Based on the coordinates of body parts in each frame - and the frame rate and the pixels per millimeter values - the feature extraction step calculates a larger set of features used for behavioral classification. Features are values such as metric distances between body parts, angles, areas, movement, paths, and their deviations and rank in individual frames and across rolling windows. This set of features will depend on the body-parts tracked during pose-estimation (which is defined when creating the project). Click here for an example list of features when tracking 2 mice and 16 body parts.

Click on Extract Features.

Step 6: Label Behavior

This step is used for label the behaviors in each frames of a video. This data will be concatenated with the features and used for creating behavioral classifiers.

There are two options, one is to start a new video annotation and one is to continue on where you last left off. Both are essentially the same, except the latter will start with the frame where you last saved. For example, one day, you started a new video by clicking Select video (create new video annotation) and you feel tired and sick of annotating the videos. You can now click Generate/Save button to save your work for your coworker to continue. Your coworker can continue by clicking ` Select folder with frames(continue existing video annotation)` and select the the video folder that you have annotated half way and take it from there!

1. Click on Select video. In your project folder navigate to the /project_folder/videos/ folder, and you should select the videos that you wished to annotate.

Please click here to learn how to use the behavior annotation interface.
Once finished, click on Generate/Save and it will generate a new .csv file in /csv/targets_inserted folder.

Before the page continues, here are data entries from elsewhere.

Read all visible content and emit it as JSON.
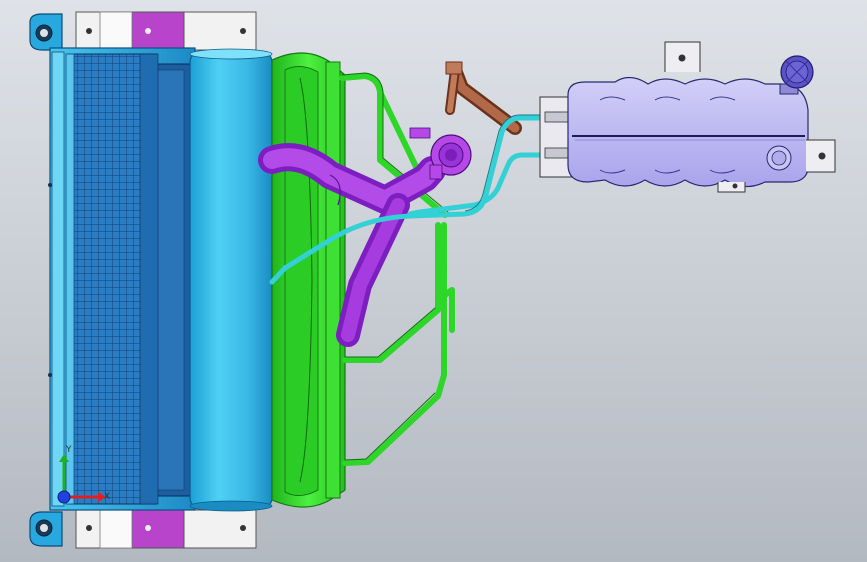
{
  "app": {
    "view": "cad-3d-viewport"
  },
  "scene": {
    "parts": [
      {
        "id": "radiator-core",
        "color": "#1d6fb5"
      },
      {
        "id": "radiator-frame",
        "color": "#22a6d6"
      },
      {
        "id": "header-tank",
        "color": "#3cc4ec"
      },
      {
        "id": "mount-brackets-white",
        "color": "#f4f4f4"
      },
      {
        "id": "mount-brackets-purple",
        "color": "#b844cc"
      },
      {
        "id": "fan-shroud",
        "color": "#37dc2d"
      },
      {
        "id": "frame-tubes",
        "color": "#2ed62a"
      },
      {
        "id": "coolant-hose-purple",
        "color": "#9a2bd8"
      },
      {
        "id": "hose-lines-cyan",
        "color": "#33d0d6"
      },
      {
        "id": "elbow-fitting",
        "color": "#a25a3a"
      },
      {
        "id": "expansion-tank",
        "color": "#b8b4f2"
      },
      {
        "id": "filler-cap",
        "color": "#5a52c8"
      }
    ],
    "background": {
      "top": "#dfe3e8",
      "bottom": "#b3b9c1"
    }
  },
  "triad": {
    "x_color": "#e02020",
    "y_color": "#20b020",
    "z_color": "#2040e0",
    "x_label": "X",
    "y_label": "Y"
  }
}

Step 7: Train Machine Model

This step is used for training new machine models for behavioral classifications.

Note

If you import existing models, you can skip this step and go straight to Step 8 to run machine models on new video data.

Train single model

Click on Settings and the following window will pop up.

Note

If you have a .csv file containing hyper-parameter meta data, you can import this file by clicking on Browse File and then click on Load. This will autofill all the hyper-parameter entry boxes and model evaluation settings.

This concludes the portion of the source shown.